Sakıncalı personel tanımı ile ilk tanıştığında yıl 1972 idi!
12 Mart 1971 tarihli askeri müdahaleyi izleyen yıllar ki, merhum Süleyman Demirel’in ‘şapkasını alarak başbakanlıktan çıktığı tarih’ olarak anımsanır, ülkemiz o günlerde de adı konulmamış bir kargaşa yaşıyordu.
Sanki biraz da günümüze benzer ölçü de bazı kişilerin gözaltına alındığı ve hatta adını sonradan Ziverbey Köşkü olarak bildiğimiz türde sorgulama mekânlarına götürüldüğünü kulaktan kulağa yansıyan fısıltılarla duyuyorduk.
Bu yazının kalemşoru o günler de tabip üstteğmen olarak bir Trakya kasabasında görev yaparken, henüz iki yılını doldurmadığı birliğinden Erzurum’a tayini çıkmış bir TSK mensubu idi. Erken çıkan tayinini, belli ki birlik komutanı ve istihbarat sorumlusu dışında kimse anlamamıştı.
Erzurum da geçen bir yıl sonunda uzmanlık dalı sınavını kazandığı için Gülhane Askeri Tıp Akademisi’ne ihtisas için atanması gerekirken, kendisi dahil 17 tabip subayın atanma emirlerinin gelmediğini şaşkınlıkla öğrenmişti.
İşte bu gelişme üzerine kendisinin ve diğer meslektaşlarının bugün adına ‘Gri Memurlar’ denmek kararı alınan, o günlerin ‘Sakıncalı Personelleri’ olduklarını ikinci ağızdan öğrenebilmek şansını bulmuştu.
Suçlandığı konuyu biliyordu artık; tam bağımsız, demokratik, laik ve sosyal hukuk devletine inanmış Atatürkçü bir T.C. Vatandaşı olduğu için, 12 Mart Cuntası tarafından sakıncalılar listesine alınmış ve ihtisasa gönderilmeyerek bulunduğu birlikte bir süre daha izlenmesine karar verilmişti. Kararı kimin veya kimlerin aldığını halen bilememektedir.
Kaldı ki, yasal başvuru hakları, kendisi gibi yaklaşık beş bin kadar subayın yer aldığı bir sakıncalılar portföyünde, Askeri Yüksek Yargı’nın kurulması kağıt üzerinde kalmış bir dairesince de işleme konulmamıştır.

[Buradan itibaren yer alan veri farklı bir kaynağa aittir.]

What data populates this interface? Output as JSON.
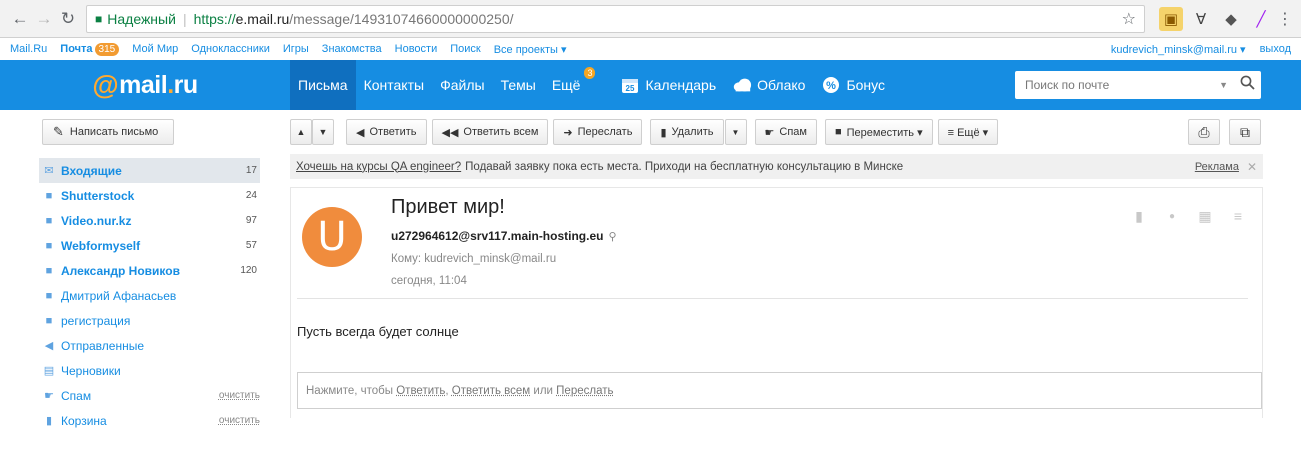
{
  "browser": {
    "secure_label": "Надежный",
    "url_scheme": "https://",
    "url_host": "e.mail.ru",
    "url_path": "/message/14931074660000000250/"
  },
  "portal": {
    "links": [
      "Mail.Ru",
      "Почта",
      "Мой Мир",
      "Одноклассники",
      "Игры",
      "Знакомства",
      "Новости",
      "Поиск",
      "Все проекты ▾"
    ],
    "mail_count": "315",
    "user_email": "kudrevich_minsk@mail.ru ▾",
    "logout": "выход"
  },
  "header": {
    "logo_at": "@",
    "logo_name": "mail",
    "logo_dot": ".",
    "logo_tld": "ru",
    "tabs": [
      "Письма",
      "Контакты",
      "Файлы",
      "Темы",
      "Ещё"
    ],
    "more_badge": "3",
    "calendar_day": "25",
    "calendar": "Календарь",
    "cloud": "Облако",
    "bonus": "Бонус",
    "search_placeholder": "Поиск по почте"
  },
  "toolbar": {
    "compose": "Написать письмо",
    "reply": "Ответить",
    "reply_all": "Ответить всем",
    "forward": "Переслать",
    "delete": "Удалить",
    "spam": "Спам",
    "move": "Переместить ▾",
    "more": "≡ Ещё ▾"
  },
  "folders": [
    {
      "name": "Входящие",
      "count": "17",
      "bold": true,
      "icon": "✉"
    },
    {
      "name": "Shutterstock",
      "count": "24",
      "bold": true,
      "icon": "■"
    },
    {
      "name": "Video.nur.kz",
      "count": "97",
      "bold": true,
      "icon": "■"
    },
    {
      "name": "Webformyself",
      "count": "57",
      "bold": true,
      "icon": "■"
    },
    {
      "name": "Александр Новиков",
      "count": "120",
      "bold": true,
      "icon": "■"
    },
    {
      "name": "Дмитрий Афанасьев",
      "count": "",
      "bold": false,
      "icon": "■"
    },
    {
      "name": "регистрация",
      "count": "",
      "bold": false,
      "icon": "■"
    },
    {
      "name": "Отправленные",
      "count": "",
      "bold": false,
      "icon": "◀"
    },
    {
      "name": "Черновики",
      "count": "",
      "bold": false,
      "icon": "▤"
    },
    {
      "name": "Спам",
      "count": "",
      "bold": false,
      "icon": "☛",
      "action": "очистить"
    },
    {
      "name": "Корзина",
      "count": "",
      "bold": false,
      "icon": "▮",
      "action": "очистить"
    }
  ],
  "ad": {
    "link": "Хочешь на курсы QA engineer?",
    "text": "Подавай заявку пока есть места. Приходи на бесплатную консультацию в Минске",
    "label": "Реклама"
  },
  "message": {
    "avatar_letter": "U",
    "subject": "Привет мир!",
    "from": "u272964612@srv117.main-hosting.eu",
    "to": "Кому: kudrevich_minsk@mail.ru",
    "time": "сегодня, 11:04",
    "body": "Пусть всегда будет солнце"
  },
  "reply_prompt": {
    "prefix": "Нажмите, чтобы",
    "reply": "Ответить",
    "comma": ",",
    "reply_all": "Ответить всем",
    "or": "или",
    "forward": "Переслать"
  }
}
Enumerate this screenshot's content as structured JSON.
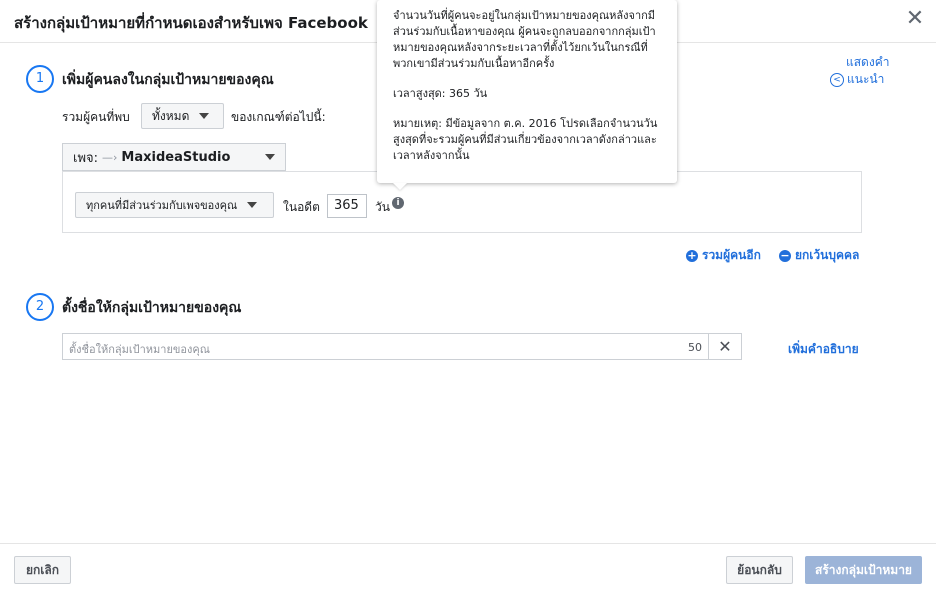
{
  "dialog": {
    "title": "สร้างกลุ่มเป้าหมายที่กำหนดเองสำหรับเพจ Facebook",
    "close_glyph": "✕"
  },
  "help_link": {
    "line1": "แสดงคำ",
    "line2": "แนะนำ"
  },
  "step1": {
    "number": "1",
    "title": "เพิ่มผู้คนลงในกลุ่มเป้าหมายของคุณ",
    "include_label": "รวมผู้คนที่พบ",
    "match_dropdown": "ทั้งหมด",
    "criteria_label": "ของเกณฑ์ต่อไปนี้:",
    "page_select": {
      "prefix": "เพจ:",
      "page_name": "MaxideaStudio"
    },
    "rule": {
      "event_dropdown": "ทุกคนที่มีส่วนร่วมกับเพจของคุณ",
      "in_past_label": "ในอดีต",
      "days_value": "365",
      "days_unit": "วัน"
    },
    "include_more": "รวมผู้คนอีก",
    "exclude": "ยกเว้นบุคคล"
  },
  "tooltip": {
    "para1": "จำนวนวันที่ผู้คนจะอยู่ในกลุ่มเป้าหมายของคุณหลังจากมีส่วนร่วมกับเนื้อหาของคุณ ผู้คนจะถูกลบออกจากกลุ่มเป้าหมายของคุณหลังจากระยะเวลาที่ตั้งไว้ยกเว้นในกรณีที่พวกเขามีส่วนร่วมกับเนื้อหาอีกครั้ง",
    "para2": "เวลาสูงสุด: 365 วัน",
    "para3": "หมายเหตุ: มีข้อมูลจาก ต.ค. 2016 โปรดเลือกจำนวนวันสูงสุดที่จะรวมผู้คนที่มีส่วนเกี่ยวข้องจากเวลาดังกล่าวและเวลาหลังจากนั้น"
  },
  "step2": {
    "number": "2",
    "title": "ตั้งชื่อให้กลุ่มเป้าหมายของคุณ",
    "name_placeholder": "ตั้งชื่อให้กลุ่มเป้าหมายของคุณ",
    "char_count": "50",
    "add_description": "เพิ่มคำอธิบาย"
  },
  "footer": {
    "cancel": "ยกเลิก",
    "back": "ย้อนกลับ",
    "create": "สร้างกลุ่มเป้าหมาย"
  }
}
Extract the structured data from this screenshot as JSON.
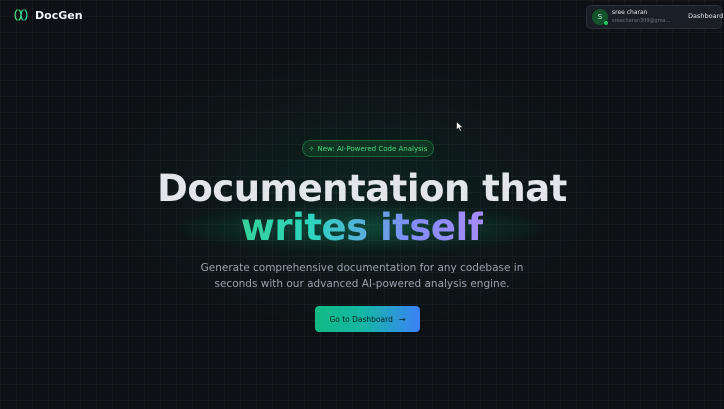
{
  "brand": {
    "name": "DocGen",
    "logo_icon": "docgen-logo-icon"
  },
  "user": {
    "initial": "S",
    "name": "sree charan",
    "email": "sreecharan309@gma...",
    "nav_label": "Dashboard"
  },
  "hero": {
    "badge_icon": "sparkles-icon",
    "badge_text": "New: AI-Powered Code Analysis",
    "title_line1": "Documentation that",
    "title_line2": "writes itself",
    "subtitle": "Generate comprehensive documentation for any codebase in seconds with our advanced AI-powered analysis engine.",
    "cta_label": "Go to Dashboard",
    "cta_icon": "arrow-right-icon"
  },
  "colors": {
    "background": "#0d1014",
    "accent_green": "#10b981",
    "accent_blue": "#3b82f6",
    "badge_text": "#4ade80"
  }
}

Geçen o yıla ilişkin kişisel anılarını, maalesef raflarda ilgi görmeyen otobiografik anı kitabı ile bir tür ‘Evrak-ı Metruke’ haline dönüştürmüştür (MA’nın Son Torunu ve Ben, Kanguru Yayınları). Bu anıları nedeni ile yeni dönemin adına sakıncalı personeller değil de, Gri Memurlar denen yeni olgusunu daha iyi değerlendirebilmek şansına sahip olmaktadır.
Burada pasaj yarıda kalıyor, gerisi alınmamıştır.